G-Tech Optoelectronics Corp’s (正達) recent announcement of a new fund-raising scheme is likely to support its near-term capital spending and pave the way for the production by the firm of Apple Inc’s iTV, Yuanta Securities Corp (元大證券) said in a client note.
Steve Huang (黃柏璁), a researcher at Yuanta Securities, said G-Tech’s announcement on Wednesday that it is issuing no more than 129.5 million new shares came as the company also applied for regulatory approval to issue NT$1.5 billion (US$50.4 million) in convertible bonds in November.
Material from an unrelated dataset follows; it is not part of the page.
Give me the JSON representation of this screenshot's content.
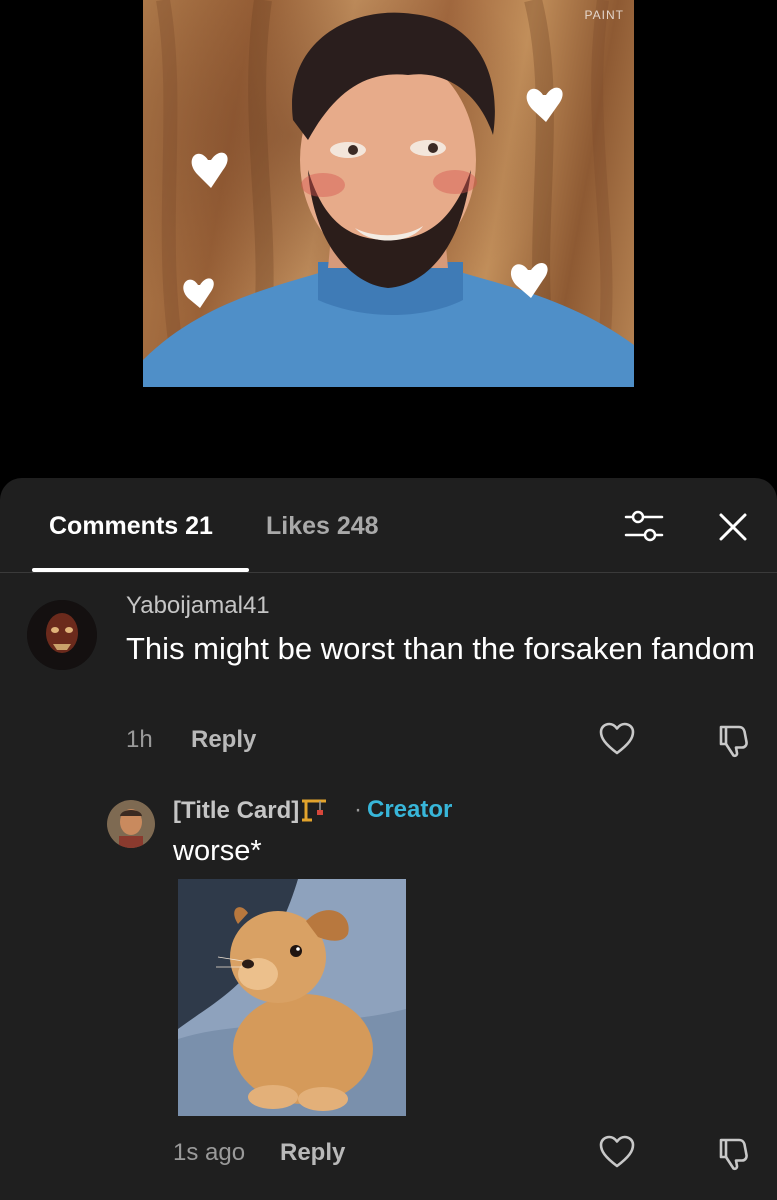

In June, shareholders also agreed the Miaoli County-based maker of cover and coating glass for touch panels could issue a maximum of 50 million new shares.
“Given the significant amount of cash required, we believe these fund-raising proposals are likely to support highly capital intensive projects which G-Tech has never done before, such as iTV,” Huang wrote in the note after G-Tech’s announcement.
The company currently supplies cover glass products for the iPad and the iPad Mini, as well as anti-reflection (AR) coating glass for the iMac.
However, Huang said it is too early to be so sure of the potential earnings contribution of the iTV, urging investors to wait for more signs of a solid and complete component supply chain for the new gadget, which combines the features of an iPad tablet with those of a television and is likely to be launched next year, with initial shipments forecast to be 5 million units a year, or 2 to 3 percent of the global TV market.
“The iTV business requires [many] processes, including fund-raising schemes and land purchases,” Huang wrote. “Capacity constriction [including 16 more AR coating lines] will not likely be finalized until the second half of 2014, before potential earnings contribution can be seen in the first half of 2015.”
During the first half of the year, G-Tech reported a net loss of NT$188.63 million, or a loss per share of NT$1.28, due to lower factory utilization rates, a weak cover glass yield rate and inventory writedowns.
Yuanta forecast the company’s sales this quarter would be flat or decline by up to 5 percent from last quarter’s NT$2.61 billion, with a loss per share of NT$0.4 compared with a loss per share of NT$1.59 last quarter.
G-Tech shares fell 0.32 percent to NT$62.3 on Wednesday after the company said earlier in the day in separate filings to the Taiwan Stock Exchange that its board had approved plans to issue as many as 129.5 million new shares, including 100 million shares in a rights issue or as global depositary receipts, and 29.5 million shares in a private placement.
Huang forecast the company’s fund-raising proposals, if fully executed, could create new funds of between NT$9 billion and NT$10 billion, with a potential share capital dilution of up to 60 percent.
G-Tech had NT$3.63 billion in cash and cash equivalents as of the end of June, total assets of NT$18.5 billion and total liabilities of NT$8.6 billion, according to its balance sheet.
The company has a heavy capital spending plan of NT$4 billion this year.
G-Tech president Alex Jiang (江嘉彬) said the company might defer some of this year’s spending to next year, such as that earmarked for 3D forming glass production, possibly pushing up next year’s spending to NT$6 billion, the Chinese-language Liberty Times (the Taipei Times’ sister newspaper) reported on Thursday.